= John Daly (academic) =

Australian academic physical educator and sports historian

John Alfred Daly OAM (7 August 1936 – 11 March 2018) was an Australian academic physical educator, sports historian and Australian Olympic athletics coach.

==Academic career==
Daly was a graduate of the University of Adelaide. He was appointed to Adelaide Teachers College in 1961 after three years teaching at Lefevre Boys Technical High School. The University of Adelaide physical education diploma course was transferred to the College in 1968 and Daly designed and headed a four-year degree course. Daly took leave to complete a master's degree and PhD in history and sociology of sport at the University of Illinois at Urbana–Champaign. Daly was a Principal Lecturer and Head of Department at the Adelaide College of the Arts and Education, which later became part of the University of South Australia, for 20 years. He retired from academic life in 1996. After his retirement, he returned to his love of drawing and painting and exhibited his works of art.

==Coaching career==
Before moving into coaching, Daly was a member of the Adelaide Harriers Club where he competed in sprint events.
Daly was a prominent Australian athletics coach and official. Major athletics appointments included:
- Olympic Games - 1976 (Head Coach), 1980 (Head Coach), 1984 (Head Coach), 1988 (Section Manager), 1992 (Section Manager)
- Commonwealth Games - 1974 (Coach)
- IAAF World Championships - 1983, 1991 (Manager)
- IAAF World Cup - Coach for Oceania Team 1975, 1979, 1981, 1989

He was Glynis Nunn's coach when she won the Women's heptathlon at the 1984 Los Angeles Olympics.

In 1974, Daly established the Australian Track and Field Coaches Association.
In 1978, Daly was a founding member of the Australian Coaching Council. From 1979 to 1981, he was the chairman of the Council's Technical Committee which introduced a national coaching accreditation scheme based on Canada's model.

==Administration==
In 1976, after Australia's poor performance at the Montreal Olympics, Daly wrote an open letter in The Australian titled Courageous Amateurs Must Fail. This controversial letter argued that the Australian sports system was out of date and it was not the athletes and coaches' fault for poor results in Montreal.

He was a member of the Australian Government's Sport Advisory Council from 1979 to 1984. In 1981, he was appointed as an inaugural member of the Australian Institute of Sport (AIS) Board and held this position until 1985. In 1991, he authored the book Quest for Excellence: the Australian Institute of Sport in Canberra which detailed the first ten years of the AIS.

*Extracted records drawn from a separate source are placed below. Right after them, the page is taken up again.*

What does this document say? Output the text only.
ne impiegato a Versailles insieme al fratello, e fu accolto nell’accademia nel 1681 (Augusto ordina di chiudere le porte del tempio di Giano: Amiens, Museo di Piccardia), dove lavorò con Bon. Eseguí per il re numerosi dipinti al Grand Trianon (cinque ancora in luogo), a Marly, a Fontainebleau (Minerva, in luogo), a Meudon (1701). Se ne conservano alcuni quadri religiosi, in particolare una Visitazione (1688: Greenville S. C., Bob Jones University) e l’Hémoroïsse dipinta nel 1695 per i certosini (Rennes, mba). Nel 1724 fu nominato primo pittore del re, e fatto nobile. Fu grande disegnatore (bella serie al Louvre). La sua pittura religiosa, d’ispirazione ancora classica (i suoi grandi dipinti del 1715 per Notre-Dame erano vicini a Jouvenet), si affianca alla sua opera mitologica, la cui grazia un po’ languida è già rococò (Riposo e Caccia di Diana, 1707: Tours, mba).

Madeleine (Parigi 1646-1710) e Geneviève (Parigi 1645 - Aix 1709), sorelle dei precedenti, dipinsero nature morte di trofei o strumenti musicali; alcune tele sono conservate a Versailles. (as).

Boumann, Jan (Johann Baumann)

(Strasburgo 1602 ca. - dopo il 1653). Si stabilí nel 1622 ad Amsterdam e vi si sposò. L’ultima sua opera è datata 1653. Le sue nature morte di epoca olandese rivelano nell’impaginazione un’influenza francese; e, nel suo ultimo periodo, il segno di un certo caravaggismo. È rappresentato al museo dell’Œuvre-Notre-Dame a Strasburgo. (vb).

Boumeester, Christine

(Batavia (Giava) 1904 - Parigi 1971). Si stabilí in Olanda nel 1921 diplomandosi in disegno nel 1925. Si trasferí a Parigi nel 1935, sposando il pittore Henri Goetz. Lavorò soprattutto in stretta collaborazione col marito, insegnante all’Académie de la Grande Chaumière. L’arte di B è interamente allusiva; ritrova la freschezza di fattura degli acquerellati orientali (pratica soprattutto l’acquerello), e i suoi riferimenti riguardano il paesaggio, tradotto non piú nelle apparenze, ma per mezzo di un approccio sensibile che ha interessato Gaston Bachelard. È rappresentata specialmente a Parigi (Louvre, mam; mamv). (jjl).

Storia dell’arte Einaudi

He married athlete Judy Tapfield, a South Australian state, national and international Masters champion and a member of Adelaide Harriers, in 1976. Judy Daly died on 1 November 2017.

John died on 11 March 2018, aged 81, in Hahndorf, South Australia.

==Books==
- "Ours were the hearts to dare": a history of women's amateur athletics in South Australia, 1930-1980, Adelaide, J.A. Daly, 1982.
- The Adelaide hunt: a history of the Adelaide Hunt Club, 1840-1986, Adelaide, Adelaide Hunt Club, 1986.
- Elysian fields: sport, class and community in colonial South Australia, 1836-1890, Adelaide, J.A. Daly, 1982.
- Quest for Excellence: the Australian Institute of Sport in Canberra, Canberra, AGPS, 1991.
- Feminae ludens: women's competitive sport in SA, 1936-1956 and the influence of sportswriter Lois Quarrell, [Adelaide?]: J.A. Daly, 1994.
- Against the odds: a pictorial history of 100 years of South Australian women in sport and recreation, Adelaide, Office for Recreation, Sport & Racing, 1994.
- The splendid journey: a centenary history of amateur swimming in South Australia, Adelaide, South Australian Amateur Swimming Association, 1998.
- Surf life saving in South Australia: a jubilee history : a commissioned history of surf life saving in South Australia, 1952-2002. Adelaide, Surf Life Saving South Australia Inc, 2002.
- From dusty paddock: a history of Trinity College, Gawler 1984-2004, Adelaide, Trinity College, 2004.

==Recognition==
- 1981 - ACHPER Fellowship
- 1991 - Medal of the Order of Australia (OAM) in recognition of service to the sport of athletics
- 1993 - Athletics Australia Honorary Life Member
- 1993 - Elected as a Corresponding Fellow in the prestigious National Academy of Kinesiology, USA (formerly the American Academy of Physical Education, and before that the American Academy of Physical Education.